A polygraph test found A. to be telling the truth.
The second man, B., had a work meeting with Uchovsky 11 years ago. B., who was in his 20s at the time, said Uchovsky had invited him to his home to talk about writing a film together.
“We were sitting far apart from each other, and suddenly, he simply jumped on me and started kissing me,” B. said. “I tried to push him away and he started in with, ‘Just a little bit, just a little bit.’ He forced himself on me despite my objections until he was done.”
A source at IGY said the organization had been completely unaware of this behavior, but if any complaints would be received, they would be handled “using all the necessary tools.”
The television report also prompted Uchovsky to leave a gay WhatsApp group he was a part of. Before leaving, he wrote, “Friends, this is a very difficult moment in my life. Therefore I’d prefer you to talk about me without me. I’m leaving for now. I’m leaving my full response to the report for your perusal. The [Kan news] corporation chose to edit it. But I mean every word I wrote in it.”
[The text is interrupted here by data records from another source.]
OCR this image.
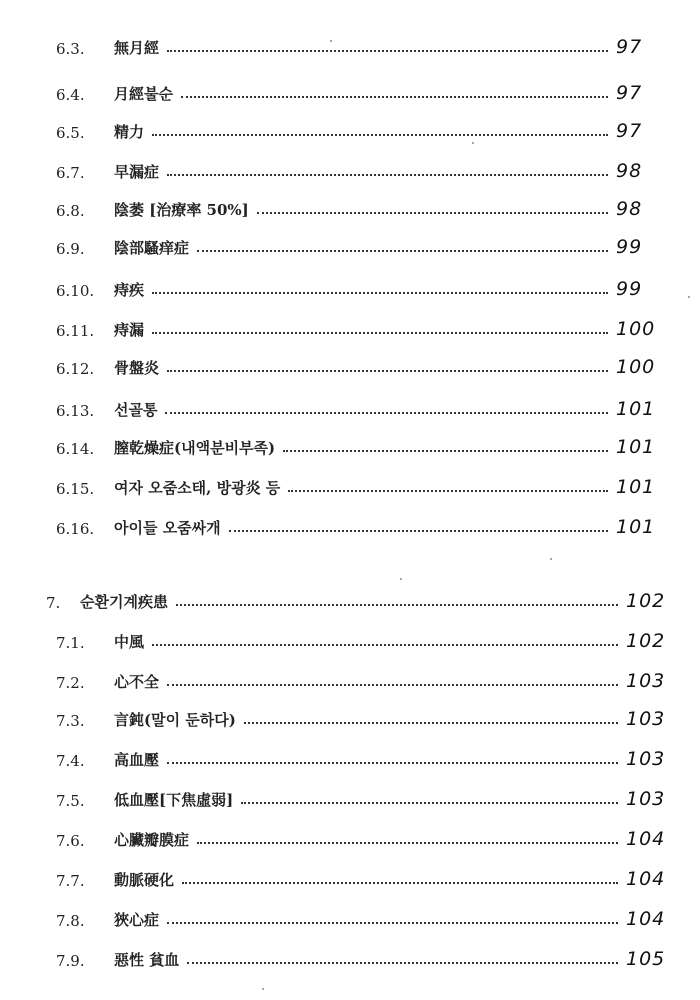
6.3.	無月經	97
6.4.	月經불순	97
6.5.	精力	97
6.7.	早漏症	98
6.8.	陰萎 [治療率 50%]	98
6.9.	陰部騷痒症	99
6.10.	痔疾	99
6.11.	痔漏	100
6.12.	骨盤炎	100
6.13.	선골통	101
6.14.	膣乾燥症(내액분비부족)	101
6.15.	여자 오줌소태, 방광炎 등	101
6.16.	아이들 오줌싸개	101
7.	순환기계疾患	102
7.1.	中風	102
7.2.	心不全	103
7.3.	言鈍(말이 둔하다)	103
7.4.	高血壓	103
7.5.	低血壓[下焦虛弱]	103
7.6.	心臟瓣膜症	104
7.7.	動脈硬化	104
7.8.	狹心症	104
7.9.	惡性 貧血	105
Uchovsky pasted in the statement he gave to Kan. Regarding the first incident, he said that he and A. had agreed to a sexual encounter that “ended in a friendly manner, and until now Gal didn’t know anything about the feelings of this member of the [LGBTQ] community.”
After receiving Kan’s request for comment about A.’s accusations, “Gal discovered that the person in question is in sexual spats with many members of the community who have contacted Gal and offered to share recordings and screenshots attesting to this,” the statement continued. “Nevertheless, out of understanding and sensitivity, Gal wants to apologize from the bottom of his heart to this man over the bad feelings he caused.”
Regarding the second incident, Uchovsky’s statement said that “in violation of the law and all the rules of ethics, the [Kan news] corporation didn’t give Gal any details about it, so there’s no way for him to respond to or defend himself against this incident, since he doesn’t know the details. But again, if this is how [B.] feels, he apologizes to the second complainant as well.
“As someone who has devoted his life to the community, Gal decided that he has a responsibility to end his role as president of IGY,” the statement concluded. “This organization was his life’s work and he doesn’t want anything to tarnish the organization.”